The child support ban has disproportionately hurt Black families, who are more likely to be food insecure. About 21% of participants disqualified from SNAP because the child support ban in SB 65 were Black— compared to the 14% of total SNAP participants in Kentucky that are Black, according to 2019 data (whereas white Kentuckians were 77% of SNAP disqualifications from SB 65, though they make up 81% of all SNAP participants in Kentucky). This disparity is a product of a long history of intergenerational poverty, racially inequitable policies and racial discrimination in the labor market, which results in Black Kentuckians being more likely to fall behind on child support and more vulnerable to the public benefit cuts in SB 65.
Child support bans don’t increase child support payments while taking food from families
Despite claims from the proponents of this policy, these bans haven’t increased child support payments in the handful of other states where they are in effect. On average, when an even more restrictive version of the ban was in place in 2019 in Kentucky, only about 20% of those who lost SNAP later paid child support or set up a payment plan, according to CHFS.
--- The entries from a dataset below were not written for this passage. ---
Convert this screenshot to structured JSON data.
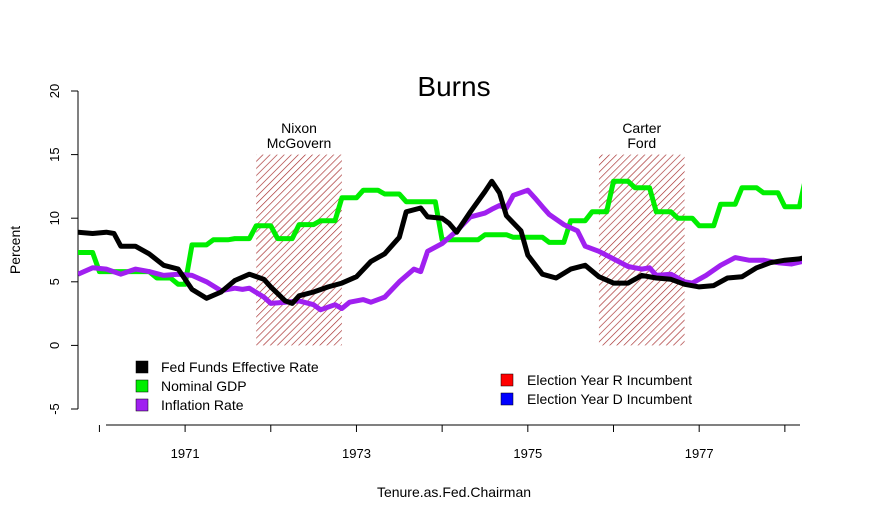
{
  "chart_data": {
    "type": "line",
    "title": "Burns",
    "xlabel": "Tenure.as.Fed.Chairman",
    "ylabel": "Percent",
    "xlim": [
      1969.75,
      1978.2
    ],
    "ylim": [
      -5,
      20
    ],
    "x_ticks": [
      {
        "value": 1971,
        "label": "1971"
      },
      {
        "value": 1973,
        "label": "1973"
      },
      {
        "value": 1975,
        "label": "1975"
      },
      {
        "value": 1977,
        "label": "1977"
      }
    ],
    "y_ticks": [
      {
        "value": -5,
        "label": "-5"
      },
      {
        "value": 0,
        "label": "0"
      },
      {
        "value": 5,
        "label": "5"
      },
      {
        "value": 10,
        "label": "10"
      },
      {
        "value": 15,
        "label": "15"
      },
      {
        "value": 20,
        "label": "20"
      }
    ],
    "election_periods": [
      {
        "x0": 1971.83,
        "x1": 1972.83,
        "y0": 0,
        "y1": 15,
        "type": "R Incumbent",
        "color": "#a52a2a",
        "line1": "Nixon",
        "line2": "McGovern"
      },
      {
        "x0": 1975.83,
        "x1": 1976.83,
        "y0": 0,
        "y1": 15,
        "type": "R Incumbent",
        "color": "#a52a2a",
        "line1": "Carter",
        "line2": "Ford"
      }
    ],
    "series": [
      {
        "name": "Nominal GDP",
        "color": "#00ee00",
        "points": [
          [
            1969.75,
            7.3
          ],
          [
            1969.92,
            7.3
          ],
          [
            1970.0,
            5.8
          ],
          [
            1970.58,
            5.8
          ],
          [
            1970.67,
            5.3
          ],
          [
            1970.83,
            5.3
          ],
          [
            1970.92,
            4.8
          ],
          [
            1971.0,
            4.8
          ],
          [
            1971.08,
            7.9
          ],
          [
            1971.25,
            7.9
          ],
          [
            1971.33,
            8.3
          ],
          [
            1971.5,
            8.3
          ],
          [
            1971.58,
            8.4
          ],
          [
            1971.75,
            8.4
          ],
          [
            1971.83,
            9.4
          ],
          [
            1972.0,
            9.4
          ],
          [
            1972.08,
            8.4
          ],
          [
            1972.25,
            8.4
          ],
          [
            1972.33,
            9.5
          ],
          [
            1972.5,
            9.5
          ],
          [
            1972.58,
            9.8
          ],
          [
            1972.75,
            9.8
          ],
          [
            1972.83,
            11.6
          ],
          [
            1973.0,
            11.6
          ],
          [
            1973.08,
            12.2
          ],
          [
            1973.25,
            12.2
          ],
          [
            1973.33,
            11.9
          ],
          [
            1973.5,
            11.9
          ],
          [
            1973.58,
            11.3
          ],
          [
            1973.92,
            11.3
          ],
          [
            1974.0,
            8.3
          ],
          [
            1974.42,
            8.3
          ],
          [
            1974.5,
            8.7
          ],
          [
            1974.75,
            8.7
          ],
          [
            1974.83,
            8.5
          ],
          [
            1975.17,
            8.5
          ],
          [
            1975.25,
            8.1
          ],
          [
            1975.42,
            8.1
          ],
          [
            1975.5,
            9.8
          ],
          [
            1975.67,
            9.8
          ],
          [
            1975.75,
            10.5
          ],
          [
            1975.92,
            10.5
          ],
          [
            1976.0,
            12.9
          ],
          [
            1976.17,
            12.9
          ],
          [
            1976.25,
            12.4
          ],
          [
            1976.42,
            12.4
          ],
          [
            1976.5,
            10.5
          ],
          [
            1976.67,
            10.5
          ],
          [
            1976.75,
            10.0
          ],
          [
            1976.92,
            10.0
          ],
          [
            1977.0,
            9.4
          ],
          [
            1977.17,
            9.4
          ],
          [
            1977.25,
            11.1
          ],
          [
            1977.42,
            11.1
          ],
          [
            1977.5,
            12.4
          ],
          [
            1977.67,
            12.4
          ],
          [
            1977.75,
            12.0
          ],
          [
            1977.92,
            12.0
          ],
          [
            1978.0,
            10.9
          ],
          [
            1978.17,
            10.9
          ],
          [
            1978.25,
            13.4
          ],
          [
            1978.33,
            13.4
          ]
        ]
      },
      {
        "name": "Inflation Rate",
        "color": "#a020f0",
        "points": [
          [
            1969.75,
            5.6
          ],
          [
            1969.92,
            6.1
          ],
          [
            1970.08,
            6.0
          ],
          [
            1970.25,
            5.6
          ],
          [
            1970.42,
            6.0
          ],
          [
            1970.58,
            5.8
          ],
          [
            1970.75,
            5.5
          ],
          [
            1970.92,
            5.6
          ],
          [
            1971.08,
            5.5
          ],
          [
            1971.25,
            5.0
          ],
          [
            1971.42,
            4.3
          ],
          [
            1971.58,
            4.5
          ],
          [
            1971.67,
            4.4
          ],
          [
            1971.75,
            4.5
          ],
          [
            1971.92,
            3.8
          ],
          [
            1972.0,
            3.3
          ],
          [
            1972.17,
            3.4
          ],
          [
            1972.33,
            3.5
          ],
          [
            1972.5,
            3.2
          ],
          [
            1972.58,
            2.8
          ],
          [
            1972.75,
            3.2
          ],
          [
            1972.83,
            2.9
          ],
          [
            1972.92,
            3.4
          ],
          [
            1973.08,
            3.6
          ],
          [
            1973.17,
            3.4
          ],
          [
            1973.33,
            3.8
          ],
          [
            1973.5,
            5.0
          ],
          [
            1973.67,
            6.0
          ],
          [
            1973.75,
            5.8
          ],
          [
            1973.83,
            7.4
          ],
          [
            1974.0,
            8.0
          ],
          [
            1974.17,
            9.0
          ],
          [
            1974.33,
            10.1
          ],
          [
            1974.5,
            10.4
          ],
          [
            1974.58,
            10.7
          ],
          [
            1974.67,
            11.0
          ],
          [
            1974.75,
            10.8
          ],
          [
            1974.83,
            11.8
          ],
          [
            1975.0,
            12.2
          ],
          [
            1975.08,
            11.6
          ],
          [
            1975.17,
            10.9
          ],
          [
            1975.25,
            10.3
          ],
          [
            1975.42,
            9.5
          ],
          [
            1975.58,
            9.0
          ],
          [
            1975.67,
            7.8
          ],
          [
            1975.83,
            7.4
          ],
          [
            1976.0,
            6.8
          ],
          [
            1976.17,
            6.2
          ],
          [
            1976.33,
            6.0
          ],
          [
            1976.42,
            6.1
          ],
          [
            1976.5,
            5.5
          ],
          [
            1976.67,
            5.6
          ],
          [
            1976.83,
            5.0
          ],
          [
            1976.92,
            4.9
          ],
          [
            1977.08,
            5.5
          ],
          [
            1977.25,
            6.3
          ],
          [
            1977.42,
            6.9
          ],
          [
            1977.58,
            6.7
          ],
          [
            1977.75,
            6.7
          ],
          [
            1977.92,
            6.5
          ],
          [
            1978.08,
            6.4
          ],
          [
            1978.33,
            6.8
          ]
        ]
      },
      {
        "name": "Fed Funds Effective Rate",
        "color": "#000000",
        "points": [
          [
            1969.75,
            8.9
          ],
          [
            1969.92,
            8.8
          ],
          [
            1970.08,
            8.9
          ],
          [
            1970.17,
            8.8
          ],
          [
            1970.25,
            7.8
          ],
          [
            1970.42,
            7.8
          ],
          [
            1970.58,
            7.2
          ],
          [
            1970.75,
            6.3
          ],
          [
            1970.92,
            6.0
          ],
          [
            1971.08,
            4.4
          ],
          [
            1971.25,
            3.7
          ],
          [
            1971.42,
            4.2
          ],
          [
            1971.58,
            5.1
          ],
          [
            1971.75,
            5.6
          ],
          [
            1971.92,
            5.2
          ],
          [
            1972.0,
            4.6
          ],
          [
            1972.17,
            3.5
          ],
          [
            1972.25,
            3.3
          ],
          [
            1972.33,
            3.9
          ],
          [
            1972.5,
            4.2
          ],
          [
            1972.67,
            4.6
          ],
          [
            1972.83,
            4.9
          ],
          [
            1973.0,
            5.4
          ],
          [
            1973.17,
            6.6
          ],
          [
            1973.33,
            7.2
          ],
          [
            1973.5,
            8.5
          ],
          [
            1973.58,
            10.5
          ],
          [
            1973.75,
            10.8
          ],
          [
            1973.83,
            10.1
          ],
          [
            1974.0,
            10.0
          ],
          [
            1974.08,
            9.6
          ],
          [
            1974.17,
            8.9
          ],
          [
            1974.33,
            10.5
          ],
          [
            1974.5,
            12.1
          ],
          [
            1974.58,
            12.9
          ],
          [
            1974.67,
            12.0
          ],
          [
            1974.75,
            10.2
          ],
          [
            1974.92,
            9.0
          ],
          [
            1975.0,
            7.1
          ],
          [
            1975.17,
            5.6
          ],
          [
            1975.33,
            5.3
          ],
          [
            1975.5,
            6.0
          ],
          [
            1975.67,
            6.3
          ],
          [
            1975.83,
            5.4
          ],
          [
            1976.0,
            4.9
          ],
          [
            1976.17,
            4.9
          ],
          [
            1976.33,
            5.5
          ],
          [
            1976.5,
            5.3
          ],
          [
            1976.67,
            5.2
          ],
          [
            1976.83,
            4.8
          ],
          [
            1977.0,
            4.6
          ],
          [
            1977.17,
            4.7
          ],
          [
            1977.33,
            5.3
          ],
          [
            1977.5,
            5.4
          ],
          [
            1977.67,
            6.1
          ],
          [
            1977.83,
            6.5
          ],
          [
            1978.0,
            6.7
          ],
          [
            1978.17,
            6.8
          ],
          [
            1978.33,
            7.1
          ]
        ]
      }
    ],
    "legend_left": [
      {
        "label": "Fed Funds Effective Rate",
        "color": "#000000"
      },
      {
        "label": "Nominal GDP",
        "color": "#00ee00"
      },
      {
        "label": "Inflation Rate",
        "color": "#a020f0"
      }
    ],
    "legend_right": [
      {
        "label": "Election Year R Incumbent",
        "color": "#ff0000"
      },
      {
        "label": "Election Year D Incumbent",
        "color": "#0000ff"
      }
    ],
    "grid": false
  }
}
This has also been the case in other states that have implemented similar SNAP bans. While a ban is effective in taking food assistance away from families already behind on their bills, it does not increase their ability to make child support payments. Even though low wages drives both the non-payment of child support and the eligibility for SNAP benefits — taking away food assistance does nothing to improve a parent’s income or ability to pay child support. Ultimately, these bans result in worsened economic security for families, resulting in more hungry children.
The General Assembly should focus on policies that alleviate hunger, rather than exacerbate it
During the 2022 General Assembly, House Bill 7 proposed to expand the child support disqualification to parents with custody of their children for failing to provide information about the non-custodial parent who owes child support. Such policies disrupt informal agreements, forcing families into formal arrangements in exchange for food. Fortunately, this expansion was stripped from the final version.
All families should have access to adequate food assistance when they need it. One in six children face food insecurity in Kentucky. Our General Assembly should abandon provisions like SB 65 and instead consider how best to address hunger in Kentucky, such as allowing CHFS to opt out of this ban from food assistance and working to better understand barriers to child support.